ONE day last summer, Charlie Martin felt a sharp pain in his lower back. But he couldn’t jump into his car and rush to the doctor’s office or the emergency room: Mr. Martin, a crane operator, was working on an oil rig in the South China Sea off Malaysia.
He could, though, get in touch with a doctor thousands of miles away, via two-way video. Using an electronic stethoscope that a paramedic on the rig held in place, Dr. Oscar W. Boultinghouse, an emergency medicine physician in Houston, listened to Mr. Martin’s heart.
“The extreme pain strongly suggested a kidney stone,” Dr. Boultinghouse said later. A urinalysis on the rig confirmed the diagnosis, and Mr. Martin flew to his home in Mississippi for treatment.
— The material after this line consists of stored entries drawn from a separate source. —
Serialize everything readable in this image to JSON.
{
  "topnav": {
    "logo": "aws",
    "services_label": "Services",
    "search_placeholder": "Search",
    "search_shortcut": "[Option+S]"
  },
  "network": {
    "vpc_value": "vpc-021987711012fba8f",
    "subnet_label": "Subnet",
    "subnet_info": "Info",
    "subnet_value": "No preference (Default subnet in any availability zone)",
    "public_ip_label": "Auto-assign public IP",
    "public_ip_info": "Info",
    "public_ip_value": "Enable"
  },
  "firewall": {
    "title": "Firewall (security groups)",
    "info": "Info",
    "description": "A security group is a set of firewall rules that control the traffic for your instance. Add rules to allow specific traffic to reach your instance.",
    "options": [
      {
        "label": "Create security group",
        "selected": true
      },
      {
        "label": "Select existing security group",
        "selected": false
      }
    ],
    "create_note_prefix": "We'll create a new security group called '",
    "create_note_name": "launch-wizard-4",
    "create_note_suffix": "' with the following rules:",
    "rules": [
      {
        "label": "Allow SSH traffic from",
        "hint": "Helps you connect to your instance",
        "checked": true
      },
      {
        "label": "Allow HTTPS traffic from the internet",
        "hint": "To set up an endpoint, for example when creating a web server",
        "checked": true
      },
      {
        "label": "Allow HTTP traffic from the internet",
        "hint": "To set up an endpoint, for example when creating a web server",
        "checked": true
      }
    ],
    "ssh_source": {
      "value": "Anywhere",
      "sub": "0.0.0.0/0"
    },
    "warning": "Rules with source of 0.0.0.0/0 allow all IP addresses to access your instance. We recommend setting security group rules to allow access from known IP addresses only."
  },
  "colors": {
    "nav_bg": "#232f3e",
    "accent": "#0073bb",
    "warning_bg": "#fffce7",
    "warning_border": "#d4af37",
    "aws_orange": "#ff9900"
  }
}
Mr. Martin, 32, is now back at work on the same rig, the Courageous, leased by Shell Oil. He says he is grateful he could discuss his pain by video with the doctor. “It’s a lot better than trying to describe it on a phone,” Mr. Martin says.
Spurred by health care trends and technological advances, telemedicine is growing into a mainstream industry. A fifth of Americans live in places where primary care physicians are scarce, according to government statistics. That need is converging with advances that include lower costs for video-conferencing equipment, more high-speed communications links by satellite, and greater ability to work securely and dependably over the Internet.
“The technology has improved to the point where the experience of both the doctor and patient are close to the same as in-person visits, and in some cases better,” says Dr. Kaveh Safavi, head of global health care for Cisco Systems, which is supporting trials of its own high-definition video version of telemedicine in California, Colorado and New Mexico.
The interactive telemedicine business has been growing by almost 10 percent annually, to more than $500 million in revenue in North America this year, according to Datamonitor, the market research firm. It is part of the $3.9 billion telemedicine category that includes monitoring devices in homes and hundreds of health care applications for smartphones.
“Telemedicine also makes total sense in prisons,” says Christopher Kosseff, a senior vice president and head of correctional health care at the University of Medicine and Dentistry of New Jersey. “It’s a wonderful way of providing ready access to specialty health care while maintaining public safety.”